US 12,217,627 B1
Apparatus and method for determining action guides
Barbara Sue Smith, Toronto (CA); and Daniel J. Sullivan, Toronto (CA)
Assigned to The Strategic Coach Inc., Toronto (CA)
Filed by The Strategic Coach Inc., Toronto (CA)
Filed on Dec. 28, 2023, as Appl. No. 18/398,446.
Int. Cl. G06Q 10/0639 (2023.01); G06Q 10/0633 (2023.01); G09B 5/02 (2006.01); G06N 20/00 (2019.01)

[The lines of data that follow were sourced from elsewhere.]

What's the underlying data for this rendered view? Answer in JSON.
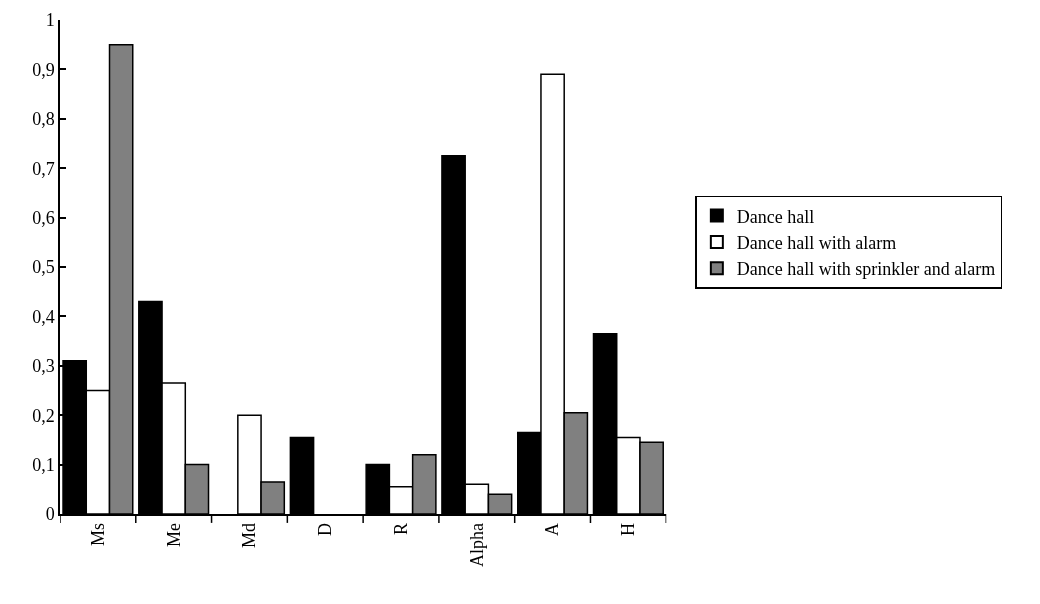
{
  "chart_data": {
    "type": "bar",
    "categories": [
      "Ms",
      "Me",
      "Md",
      "D",
      "R",
      "Alpha",
      "A",
      "H"
    ],
    "series": [
      {
        "name": "Dance hall",
        "color": "#000000",
        "values": [
          0.31,
          0.43,
          null,
          0.155,
          0.1,
          0.725,
          0.165,
          0.365
        ]
      },
      {
        "name": "Dance hall with alarm",
        "color": "#ffffff",
        "values": [
          0.25,
          0.265,
          0.2,
          null,
          0.055,
          0.06,
          0.89,
          0.155
        ]
      },
      {
        "name": "Dance hall with sprinkler and alarm",
        "color": "#808080",
        "values": [
          0.95,
          0.1,
          0.065,
          null,
          0.12,
          0.04,
          0.205,
          0.145
        ]
      }
    ],
    "ylim": [
      0,
      1
    ],
    "yticks": [
      0,
      {
        "value": 0.1,
        "label": "0,1"
      },
      {
        "value": 0.2,
        "label": "0,2"
      },
      {
        "value": 0.3,
        "label": "0,3"
      },
      {
        "value": 0.4,
        "label": "0,4"
      },
      {
        "value": 0.5,
        "label": "0,5"
      },
      {
        "value": 0.6,
        "label": "0,6"
      },
      {
        "value": 0.7,
        "label": "0,7"
      },
      {
        "value": 0.8,
        "label": "0,8"
      },
      {
        "value": 0.9,
        "label": "0,9"
      },
      1
    ],
    "legend": "right"
  }
}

CPC G09B 5/02 (2013.01) [G06Q 10/0633 (2013.01); G06Q 10/0639 (2013.01); G06N 20/00 (2019.01)] 20 Claims
OG exemplary drawing
 
1. An apparatus for determining action guides, wherein the apparatus comprises:
at least a processor; and
a memory communicatively connected to the at least a processor, wherein the memory contains instructions configuring the at least a processor to:
receive a user action, wherein the user action comprises a user usage;
convert the user usage of the user action into a current usage;
obtain action template data, wherein the action template data comprises a template usage configured to determine a relevancy score corresponding to a relevancy strength of data from a web crawler function;
generate training data, wherein the training data comprises a template action expectation as a function of the user action and the action template data;
determine an action feasibility as a function of the current usage and the template action expectation, wherein determining the action feasibility comprises: iteratively training a machine learning model as a function of the training data, wherein iteratively training the machine learning model further comprises:
using the training data applied to an input layer of nodes comprising a plurality of data entries of user action and action template data inputs, one or more intermediate layers of nodes, and an output layer of nodes comprising a plurality of template action expectation, action feasibility, and action guide outputs;
updating the outputs based on an error function iteratively, wherein an error function value is evaluated in training iterations and compared to a threshold;
comparing an output generated by the machine learning model to an input in the training data;
adjusting one or more connections between nodes in adjacent layers of the machine learning model as a function of weighted sums of the inputs;
detecting a scoring function between the output layer of nodes and the input layer of nodes;
determining a correlation between the output layer of nodes and the input layer of nodes;
updating the training data as a function of the scoring function; and
retraining the machine learning model as a function of the scoring function; and
generate an action guide as a function of the action feasibility.